Three pro-oil representatives argued against the letter. At a time when needy programs are being cut, they argued, oil brings in good money. By drilling for oil, they insisted, the subsea pressure that gives rise to natural seeps is reduced and so is the natural pollution they cause. One speaker opined that South Coast beaches are cleaner now than they’ve been in 400,000 years thanks to oil drilling (little matter that the UCSB scientist whose research these people cite has repudiated these statements so many times he could obtain a legal injunction by now). Typically, members of the public are allowed to speak with no argument or rebuttal from the council. But Mayor Blum felt compelled to note that Santa Barbara receives not one cent in oil revenues. She also commented how odd it is that so much of Santa Barbara’s oil gets exported to places like Korea and Japan when the United States allegedly is attempting to wean itself from its addiction to foreign oil. When EDC attorney Nathan Alley took to the podium, Francisco understandably figured he could do the same, and lit into Alley like a prosecuting attorney in the heat of cross-examining a hostile witness. How can the EDC oppose federal leasing, Francisco demanded in that “yes-no” staccato of a courtroom litigator, when it supported new production from state waters (referring, of course, to the controversial PXP deal)? Blum objected Francisco was badgering the witness and admonished him to be more civil. Francisco snapped back he was only following Blum’s lead.

Francisco saved most of his ire for Williams, however, seeking to subject his council colleague to the same rat-a-tat-tat cross-examination that he’d attempted on Alley. Why did Das and Helene wait until it was almost too late to submit the letter for council consideration, he wanted to know, when Williams and Schneider had the 149-page federal report on offshore leasing proposals in their possession for no fewer than seven months? And given the less-than-cursory attention the matter had received, how could the council in good conscience say it had reviewed that report?
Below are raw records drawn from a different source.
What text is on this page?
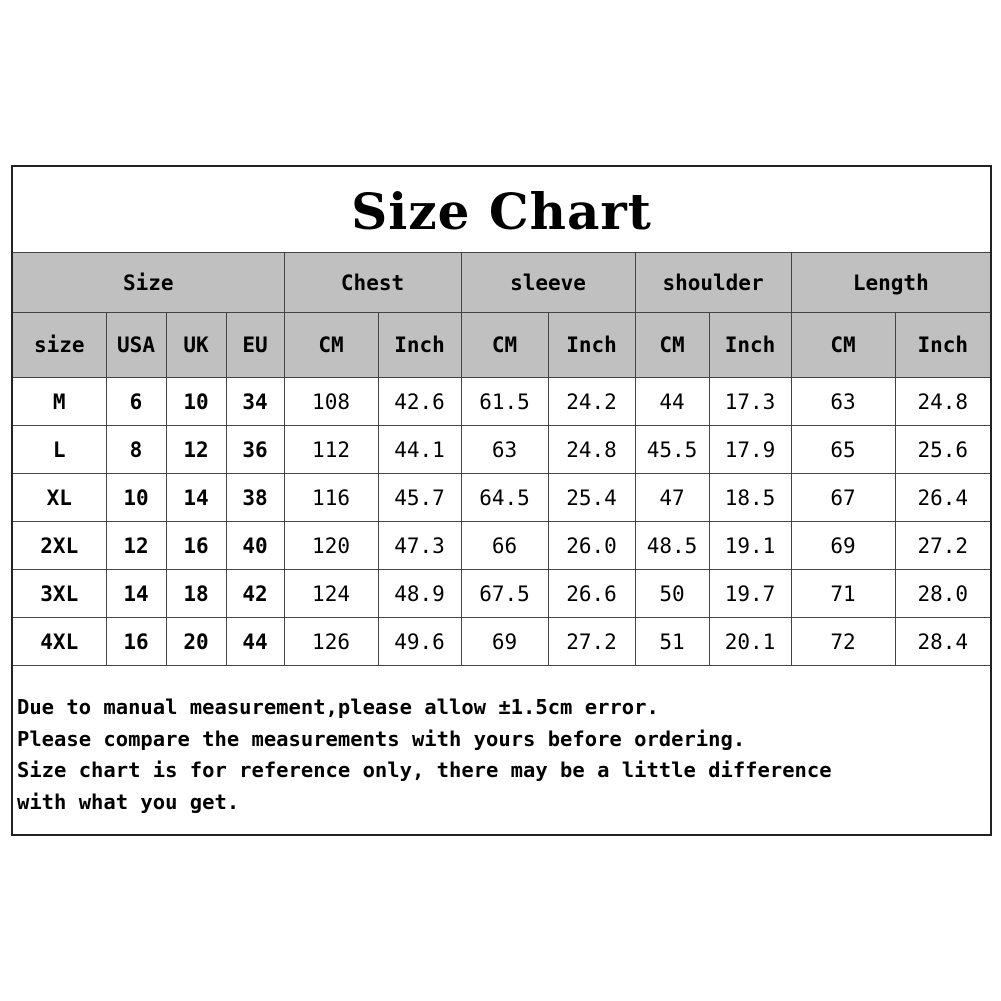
Size Chart
Size				Chest		sleeve		shoulder		Length	
size	USA	UK	EU	CM	Inch	CM	Inch	CM	Inch	CM	Inch
M	6	10	34	108	42.6	61.5	24.2	44	17.3	63	24.8
L	8	12	36	112	44.1	63	24.8	45.5	17.9	65	25.6
XL	10	14	38	116	45.7	64.5	25.4	47	18.5	67	26.4
2XL	12	16	40	120	47.3	66	26.0	48.5	19.1	69	27.2
3XL	14	18	42	124	48.9	67.5	26.6	50	19.7	71	28.0
4XL	16	20	44	126	49.6	69	27.2	51	20.1	72	28.4
Due to manual measurement,please allow ±1.5cm error.
Please compare the measurements with yours before ordering.
Size chart is for reference only, there may be a little difference
with what you get.
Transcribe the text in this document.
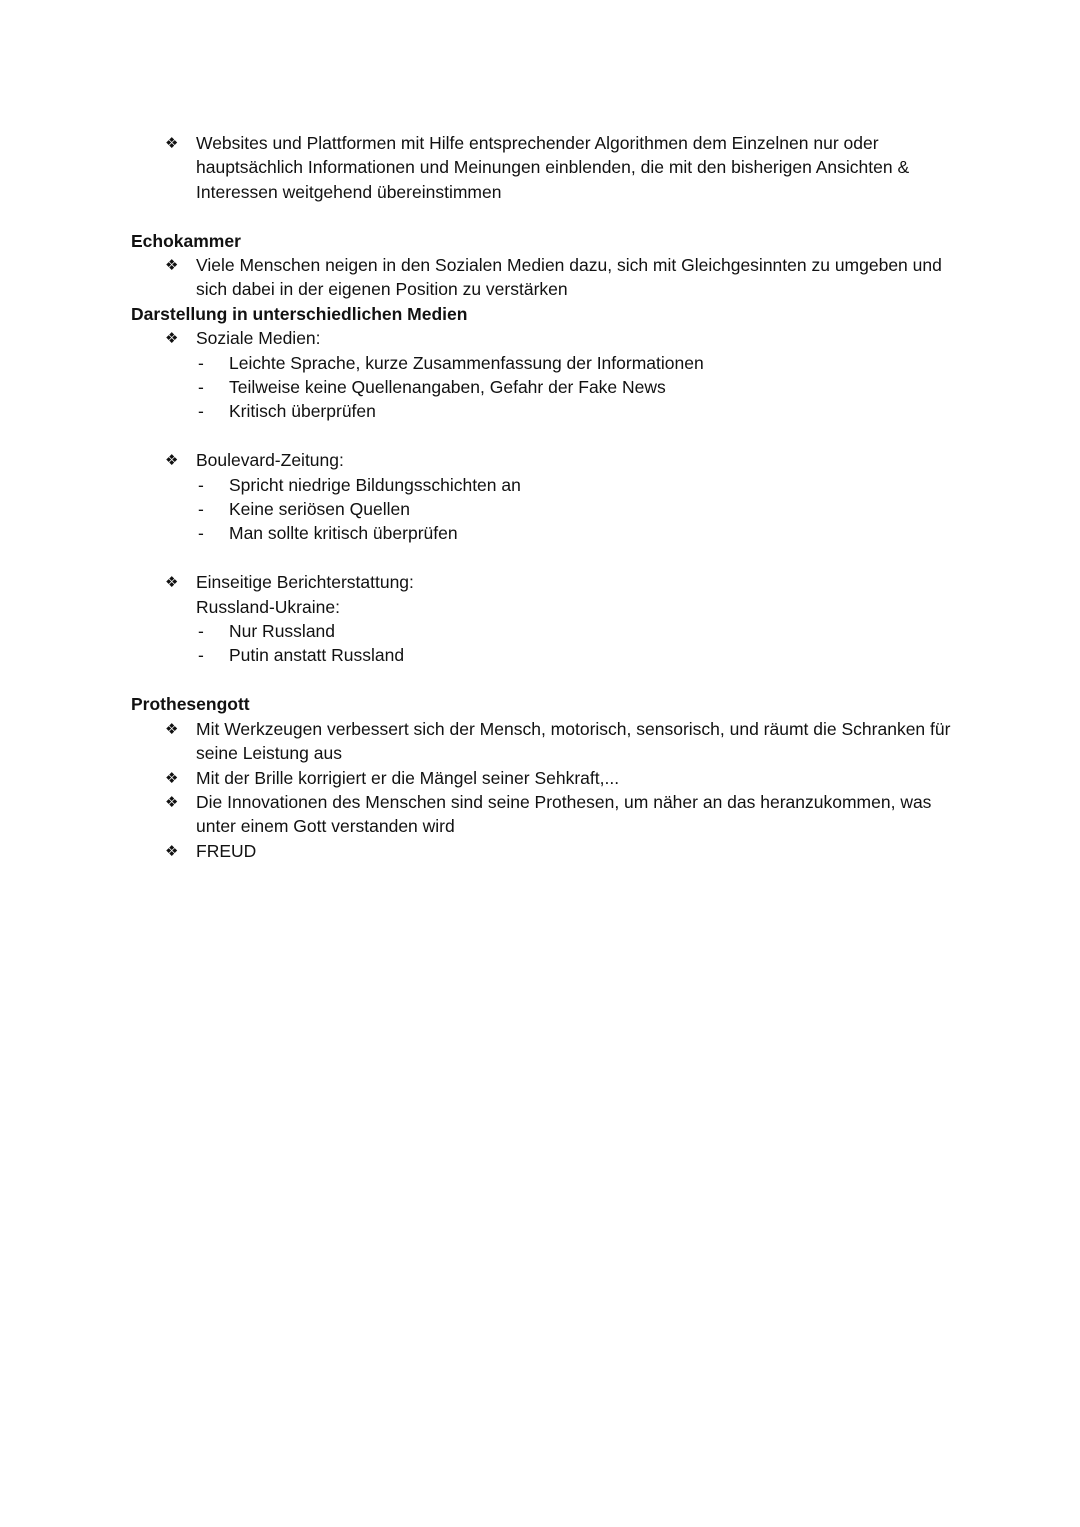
❖ Websites und Plattformen mit Hilfe entsprechender Algorithmen dem Einzelnen nur oder hauptsächlich Informationen und Meinungen einblenden, die mit den bisherigen Ansichten & Interessen weitgehend übereinstimmen

Echokammer

❖ Viele Menschen neigen in den Sozialen Medien dazu, sich mit Gleichgesinnten zu umgeben und sich dabei in der eigenen Position zu verstärken

Darstellung in unterschiedlichen Medien

❖ Soziale Medien:
- Leichte Sprache, kurze Zusammenfassung der Informationen
- Teilweise keine Quellenangaben, Gefahr der Fake News
- Kritisch überprüfen
❖ Boulevard-Zeitung:
- Spricht niedrige Bildungsschichten an
- Keine seriösen Quellen
- Man sollte kritisch überprüfen
❖ Einseitige Berichterstattung:

Russland-Ukraine:

- Nur Russland
- Putin anstatt Russland

Prothesengott

❖ Mit Werkzeugen verbessert sich der Mensch, motorisch, sensorisch, und räumt die Schranken für seine Leistung aus
❖ Mit der Brille korrigiert er die Mängel seiner Sehkraft,...
❖ Die Innovationen des Menschen sind seine Prothesen, um näher an das heranzukommen, was unter einem Gott verstanden wird
❖ FREUD
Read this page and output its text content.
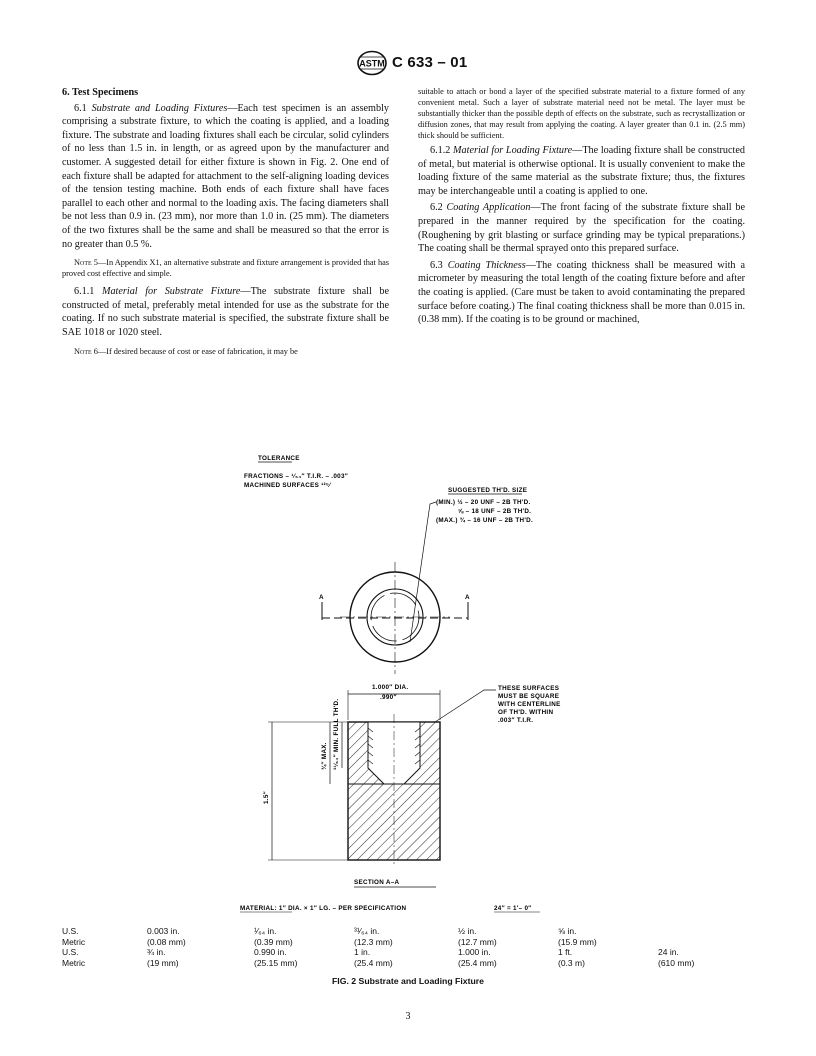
ASTM C 633 – 01
6. Test Specimens

6.1 Substrate and Loading Fixtures—Each test specimen is an assembly comprising a substrate fixture, to which the coating is applied, and a loading fixture. The substrate and loading fixtures shall each be circular, solid cylinders of no less than 1.5 in. in length, or as agreed upon by the manufacturer and customer. A suggested detail for either fixture is shown in Fig. 2. One end of each fixture shall be adapted for attachment to the self-aligning loading devices of the tension testing machine. Both ends of each fixture shall have faces parallel to each other and normal to the loading axis. The facing diameters shall be not less than 0.9 in. (23 mm), nor more than 1.0 in. (25 mm). The diameters of the two fixtures shall be the same and shall be measured so that the error is no greater than 0.5 %.

Note 5—In Appendix X1, an alternative substrate and fixture arrangement is provided that has proved cost effective and simple.

6.1.1 Material for Substrate Fixture—The substrate fixture shall be constructed of metal, preferably metal intended for use as the substrate for the coating. If no such substrate material is specified, the substrate fixture shall be SAE 1018 or 1020 steel.

Note 6—If desired because of cost or ease of fabrication, it may be

suitable to attach or bond a layer of the specified substrate material to a fixture formed of any convenient metal. Such a layer of substrate material need not be metal. The layer must be substantially thicker than the possible depth of effects on the substrate, such as recrystallization or diffusion zones, that may result from applying the coating. A layer greater than 0.1 in. (2.5 mm) thick should be sufficient.

6.1.2 Material for Loading Fixture—The loading fixture shall be constructed of metal, but material is otherwise optional. It is usually convenient to make the loading fixture of the same material as the substrate fixture; thus, the fixtures may be interchangeable until a coating is applied to one.

6.2 Coating Application—The front facing of the substrate fixture shall be prepared in the manner required by the specification for the coating. (Roughening by grit blasting or surface grinding may be typical preparations.) The coating shall be thermal sprayed onto this prepared surface.

6.3 Coating Thickness—The coating thickness shall be measured with a micrometer by measuring the total length of the coating fixture before and after the coating is applied. (Care must be taken to avoid contaminating the prepared surface before coating.) The final coating thickness shall be more than 0.015 in. (0.38 mm). If the coating is to be ground or machined,

TOLERANCE
FRACTIONS – ¹⁄₆₄″ T.I.R. – .003″
MACHINED SURFACES ¹²⁵⁄
SUGGESTED TH'D. SIZE
(MIN.) ½ – 20 UNF – 2B TH'D.
⅝ – 18 UNF – 2B TH'D.
(MAX.) ¾ – 16 UNF – 2B TH'D.
A	A
1.000″ DIA.
.990″
THESE SURFACES
MUST BE SQUARE
WITH CENTERLINE
OF TH'D. WITHIN
.003″ T.I.R.
1.5″
¾″ MAX. ³¹⁄₆₄″ MIN. FULL TH'D.
SECTION A–A
MATERIAL: 1″ DIA. × 1″ LG. – PER SPECIFICATION	24″ = 1′– 0″
U.S.	0.003 in.	¹⁄₆₄ in.	³¹⁄₆₄ in.	½ in.	⅝ in.	
Metric	(0.08 mm)	(0.39 mm)	(12.3 mm)	(12.7 mm)	(15.9 mm)	
U.S.	¾ in.	0.990 in.	1 in.	1.000 in.	1 ft.	24 in.
Metric	(19 mm)	(25.15 mm)	(25.4 mm)	(25.4 mm)	(0.3 m)	(610 mm)
FIG. 2 Substrate and Loading Fixture
3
With notable starchiness, Williams declined to be cross-examined by Francisco, suggesting he would deign to answer Francisco’s concerns if he articulated them all at once. Council staff had been reviewing the document, Williams insisted; and given recent council vacations coupled with work sessions focused exclusively on the budget, there simply had been no time to bring it up sooner.

Should you visit the City Council chambers between now and this November’s election, just wear shorts and sandals. No matter how much Dale and Das tweak the dial, that room will stay hotter than a sauna.